# iPod Touch won't charge or turn on



## NeedsHelpPlease

My iPod Touch will not turn on or charge, why is this it was working perfect the night before? 

I have tried a new cable,
I have tried it on 5 different Pcs.

Any help?

EDIT: I can not get the iPod on to my Computer aswell.


----------



## Snoopdogie187

Hi,
I would check the cable.
it could be a bad cable that isn't doing anything now.

It might also be more serious, where there is a problem with the ipod. Could be the battery went bad or something internally went bad.

I would think if the ipod wasn't showing an almost dead battery the last time it was used (and turned off - not used and left on without watching it), then it is not very likely the battery.

I would also try holding down the Sleep/wake button and the Home button at the same time for 10 to 15 seconds at least and see if it restarts.

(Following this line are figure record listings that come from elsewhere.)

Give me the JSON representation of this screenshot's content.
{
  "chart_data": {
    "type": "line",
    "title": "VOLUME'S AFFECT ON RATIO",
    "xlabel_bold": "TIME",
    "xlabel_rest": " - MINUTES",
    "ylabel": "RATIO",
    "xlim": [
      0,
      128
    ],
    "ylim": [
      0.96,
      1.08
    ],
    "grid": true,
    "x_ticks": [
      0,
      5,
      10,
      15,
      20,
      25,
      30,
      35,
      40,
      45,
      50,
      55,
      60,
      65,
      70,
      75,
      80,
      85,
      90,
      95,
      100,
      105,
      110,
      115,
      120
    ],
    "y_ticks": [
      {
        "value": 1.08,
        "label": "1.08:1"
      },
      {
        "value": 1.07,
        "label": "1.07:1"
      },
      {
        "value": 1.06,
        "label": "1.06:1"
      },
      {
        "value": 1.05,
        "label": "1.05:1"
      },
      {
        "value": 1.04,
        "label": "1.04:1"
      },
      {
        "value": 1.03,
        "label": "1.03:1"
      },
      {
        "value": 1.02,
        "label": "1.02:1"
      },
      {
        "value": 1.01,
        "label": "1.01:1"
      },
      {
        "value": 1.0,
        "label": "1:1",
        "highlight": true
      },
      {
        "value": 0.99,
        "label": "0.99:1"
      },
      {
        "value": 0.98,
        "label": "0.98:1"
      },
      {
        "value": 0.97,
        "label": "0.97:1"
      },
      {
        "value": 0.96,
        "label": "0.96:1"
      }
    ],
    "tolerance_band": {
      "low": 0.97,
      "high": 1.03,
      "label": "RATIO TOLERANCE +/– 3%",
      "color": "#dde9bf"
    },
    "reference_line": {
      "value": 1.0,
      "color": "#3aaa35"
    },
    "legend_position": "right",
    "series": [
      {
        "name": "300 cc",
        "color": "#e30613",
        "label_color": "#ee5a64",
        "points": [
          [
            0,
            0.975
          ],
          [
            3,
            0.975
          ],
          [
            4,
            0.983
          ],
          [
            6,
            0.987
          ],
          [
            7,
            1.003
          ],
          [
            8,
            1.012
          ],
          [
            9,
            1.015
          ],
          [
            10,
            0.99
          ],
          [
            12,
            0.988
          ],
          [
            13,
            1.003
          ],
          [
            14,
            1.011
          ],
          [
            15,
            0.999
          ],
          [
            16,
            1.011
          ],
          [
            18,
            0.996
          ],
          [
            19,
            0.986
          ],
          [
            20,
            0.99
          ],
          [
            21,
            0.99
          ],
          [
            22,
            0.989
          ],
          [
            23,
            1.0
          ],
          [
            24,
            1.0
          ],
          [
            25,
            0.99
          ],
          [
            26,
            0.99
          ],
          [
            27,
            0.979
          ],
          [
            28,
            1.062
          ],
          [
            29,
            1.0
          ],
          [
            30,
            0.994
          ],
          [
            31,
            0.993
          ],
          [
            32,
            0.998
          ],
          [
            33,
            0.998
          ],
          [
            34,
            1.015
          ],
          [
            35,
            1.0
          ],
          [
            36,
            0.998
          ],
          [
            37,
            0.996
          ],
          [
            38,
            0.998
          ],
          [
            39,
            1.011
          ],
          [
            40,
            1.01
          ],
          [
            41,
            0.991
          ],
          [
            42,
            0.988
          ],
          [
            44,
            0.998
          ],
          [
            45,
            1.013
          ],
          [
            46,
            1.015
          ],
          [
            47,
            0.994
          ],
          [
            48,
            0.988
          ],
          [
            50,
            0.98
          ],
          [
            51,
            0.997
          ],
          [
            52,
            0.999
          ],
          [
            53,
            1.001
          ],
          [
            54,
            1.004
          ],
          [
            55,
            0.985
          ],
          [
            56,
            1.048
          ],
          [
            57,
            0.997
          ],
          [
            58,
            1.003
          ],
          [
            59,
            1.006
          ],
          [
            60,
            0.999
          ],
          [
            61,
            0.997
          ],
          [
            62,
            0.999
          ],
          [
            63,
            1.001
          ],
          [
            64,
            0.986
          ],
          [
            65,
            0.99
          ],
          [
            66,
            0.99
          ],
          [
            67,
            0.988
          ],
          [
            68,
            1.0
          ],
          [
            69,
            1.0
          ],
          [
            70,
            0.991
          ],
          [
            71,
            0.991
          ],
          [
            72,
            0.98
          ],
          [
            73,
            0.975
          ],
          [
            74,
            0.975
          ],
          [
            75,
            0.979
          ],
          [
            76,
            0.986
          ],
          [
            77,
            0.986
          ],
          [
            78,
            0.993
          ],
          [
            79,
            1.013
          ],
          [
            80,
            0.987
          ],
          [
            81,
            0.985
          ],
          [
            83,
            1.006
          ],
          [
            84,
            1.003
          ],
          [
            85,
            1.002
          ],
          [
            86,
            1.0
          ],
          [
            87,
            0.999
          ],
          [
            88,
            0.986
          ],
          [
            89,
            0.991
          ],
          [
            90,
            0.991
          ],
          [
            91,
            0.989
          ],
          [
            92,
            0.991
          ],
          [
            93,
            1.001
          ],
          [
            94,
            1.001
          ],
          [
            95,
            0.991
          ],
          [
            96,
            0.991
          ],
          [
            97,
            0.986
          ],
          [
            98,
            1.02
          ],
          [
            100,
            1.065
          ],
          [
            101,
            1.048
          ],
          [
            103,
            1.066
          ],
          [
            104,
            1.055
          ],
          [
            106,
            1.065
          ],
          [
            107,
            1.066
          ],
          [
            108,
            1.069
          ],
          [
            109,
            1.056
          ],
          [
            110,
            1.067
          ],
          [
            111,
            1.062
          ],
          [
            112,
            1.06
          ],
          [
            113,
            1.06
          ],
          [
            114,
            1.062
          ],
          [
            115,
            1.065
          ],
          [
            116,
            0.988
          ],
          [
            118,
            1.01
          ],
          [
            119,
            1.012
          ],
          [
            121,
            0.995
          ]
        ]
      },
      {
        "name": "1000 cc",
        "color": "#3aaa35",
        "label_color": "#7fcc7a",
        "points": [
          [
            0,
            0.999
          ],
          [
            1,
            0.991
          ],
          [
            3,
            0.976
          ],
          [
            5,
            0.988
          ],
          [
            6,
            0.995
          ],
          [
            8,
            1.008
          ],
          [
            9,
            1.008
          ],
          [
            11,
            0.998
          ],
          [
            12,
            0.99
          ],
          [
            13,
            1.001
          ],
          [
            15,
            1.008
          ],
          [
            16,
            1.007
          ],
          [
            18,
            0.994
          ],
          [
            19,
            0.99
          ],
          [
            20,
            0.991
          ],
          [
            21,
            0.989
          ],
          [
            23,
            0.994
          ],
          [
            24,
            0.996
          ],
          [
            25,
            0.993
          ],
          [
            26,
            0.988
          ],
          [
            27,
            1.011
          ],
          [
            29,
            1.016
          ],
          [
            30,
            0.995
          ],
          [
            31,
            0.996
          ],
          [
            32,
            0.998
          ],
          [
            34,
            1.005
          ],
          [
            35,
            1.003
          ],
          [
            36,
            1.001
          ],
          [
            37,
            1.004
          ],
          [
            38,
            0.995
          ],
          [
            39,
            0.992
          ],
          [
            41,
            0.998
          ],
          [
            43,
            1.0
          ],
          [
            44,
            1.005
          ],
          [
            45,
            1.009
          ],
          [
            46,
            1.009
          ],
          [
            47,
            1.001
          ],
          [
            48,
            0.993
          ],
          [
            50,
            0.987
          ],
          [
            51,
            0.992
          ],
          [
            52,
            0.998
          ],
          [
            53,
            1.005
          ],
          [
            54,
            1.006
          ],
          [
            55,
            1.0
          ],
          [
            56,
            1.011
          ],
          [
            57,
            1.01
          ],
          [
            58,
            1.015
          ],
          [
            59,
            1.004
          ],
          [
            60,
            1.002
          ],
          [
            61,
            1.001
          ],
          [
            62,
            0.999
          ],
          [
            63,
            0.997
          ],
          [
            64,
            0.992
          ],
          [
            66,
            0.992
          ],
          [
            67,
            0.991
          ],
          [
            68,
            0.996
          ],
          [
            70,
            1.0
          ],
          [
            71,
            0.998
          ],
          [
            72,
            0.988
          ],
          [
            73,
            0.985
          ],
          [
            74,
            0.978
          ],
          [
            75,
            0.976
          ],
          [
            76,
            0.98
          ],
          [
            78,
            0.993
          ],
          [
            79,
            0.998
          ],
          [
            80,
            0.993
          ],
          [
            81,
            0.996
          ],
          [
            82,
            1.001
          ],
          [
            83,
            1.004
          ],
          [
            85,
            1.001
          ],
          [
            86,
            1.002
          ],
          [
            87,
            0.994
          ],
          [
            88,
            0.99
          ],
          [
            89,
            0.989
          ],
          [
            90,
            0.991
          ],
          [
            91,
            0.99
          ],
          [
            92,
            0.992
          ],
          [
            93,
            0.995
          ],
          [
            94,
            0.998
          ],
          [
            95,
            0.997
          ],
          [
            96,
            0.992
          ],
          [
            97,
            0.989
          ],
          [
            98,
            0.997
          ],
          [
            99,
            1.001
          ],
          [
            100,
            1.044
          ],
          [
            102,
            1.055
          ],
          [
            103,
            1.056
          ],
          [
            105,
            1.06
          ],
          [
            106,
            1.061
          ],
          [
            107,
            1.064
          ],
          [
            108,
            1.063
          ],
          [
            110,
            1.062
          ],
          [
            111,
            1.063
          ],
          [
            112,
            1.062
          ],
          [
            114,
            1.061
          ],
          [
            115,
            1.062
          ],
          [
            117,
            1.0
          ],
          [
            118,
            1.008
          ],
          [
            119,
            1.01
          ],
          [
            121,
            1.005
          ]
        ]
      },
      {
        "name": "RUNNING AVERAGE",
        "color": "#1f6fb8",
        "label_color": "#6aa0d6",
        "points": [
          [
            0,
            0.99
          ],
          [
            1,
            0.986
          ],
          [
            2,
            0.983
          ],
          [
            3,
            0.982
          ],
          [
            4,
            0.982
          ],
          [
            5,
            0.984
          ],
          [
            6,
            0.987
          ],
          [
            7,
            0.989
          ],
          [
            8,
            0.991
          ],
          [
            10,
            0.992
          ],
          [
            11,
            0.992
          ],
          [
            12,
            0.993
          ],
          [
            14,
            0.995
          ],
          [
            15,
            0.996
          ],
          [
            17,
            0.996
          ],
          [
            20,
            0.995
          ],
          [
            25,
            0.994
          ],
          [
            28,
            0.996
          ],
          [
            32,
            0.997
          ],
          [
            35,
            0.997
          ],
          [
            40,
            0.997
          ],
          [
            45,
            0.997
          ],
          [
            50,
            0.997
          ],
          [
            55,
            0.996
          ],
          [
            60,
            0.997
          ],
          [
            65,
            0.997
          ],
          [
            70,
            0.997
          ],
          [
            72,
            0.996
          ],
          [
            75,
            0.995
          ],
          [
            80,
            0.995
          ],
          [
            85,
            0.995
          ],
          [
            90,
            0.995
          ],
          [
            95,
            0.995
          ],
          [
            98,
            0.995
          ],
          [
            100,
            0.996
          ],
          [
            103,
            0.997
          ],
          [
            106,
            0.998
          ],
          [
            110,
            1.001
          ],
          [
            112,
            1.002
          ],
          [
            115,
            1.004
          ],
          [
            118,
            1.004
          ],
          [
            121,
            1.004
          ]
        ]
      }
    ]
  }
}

Not having an ipod touch I can't be sure, but I think this is the same as holding the Menu and center on most older ipods, which restarts it, and that can be helpful when it becomes a problem.


----------



## NeedsHelpPlease

I have tried to do all the things you told me to do and still nothing, so it must be the battery is there anyway to fix that?


----------



## Snoopdogie187

If the ipod is under a year old (or 2 years if you bought the extended plan) I would call apple first.

There is also a chance its another problem, and not just the battery. I don't know if trying to use it with a charger will work or not with a bad battery, I never had that problem, so I can't say for sure if its the battery.

Also, its not easy to change ipod batteries, you have to open the ipod up (some are glued, some are just snapped together tightly), and the ipod touch might be harder, I would have to look into that more to see. 
Then also the batteries are soldered onto the board, so a lot of people can't replace them themselves.

For an electronic item to just stop working is usually odd without any signs of problems first (sometimes not working, shorter battery life, etc.)

If you have a wall charger, you might want to plug it into that to see if it can give it enough power to turn on.

Overall I would suggest bringing it to a place that fixes ipods/iphones as the problem may be more than just a battery issue. Sorry, I can't say for sure what the problem is. If you can open the ipod you can test the volts of the battery, that might give you an idea if its the battery or not, but still can't be fully sure.


----------



## NeedsHelpPlease

I have also tried a wall charger and still nothings. So I might take it to someone that could fix it for me. Thank you for your help.


----------



## Snoopdogie187

You're welcome, sorry ipods in general aren't too fixable except little stuff, and even then it is difficult to get to some times.


----------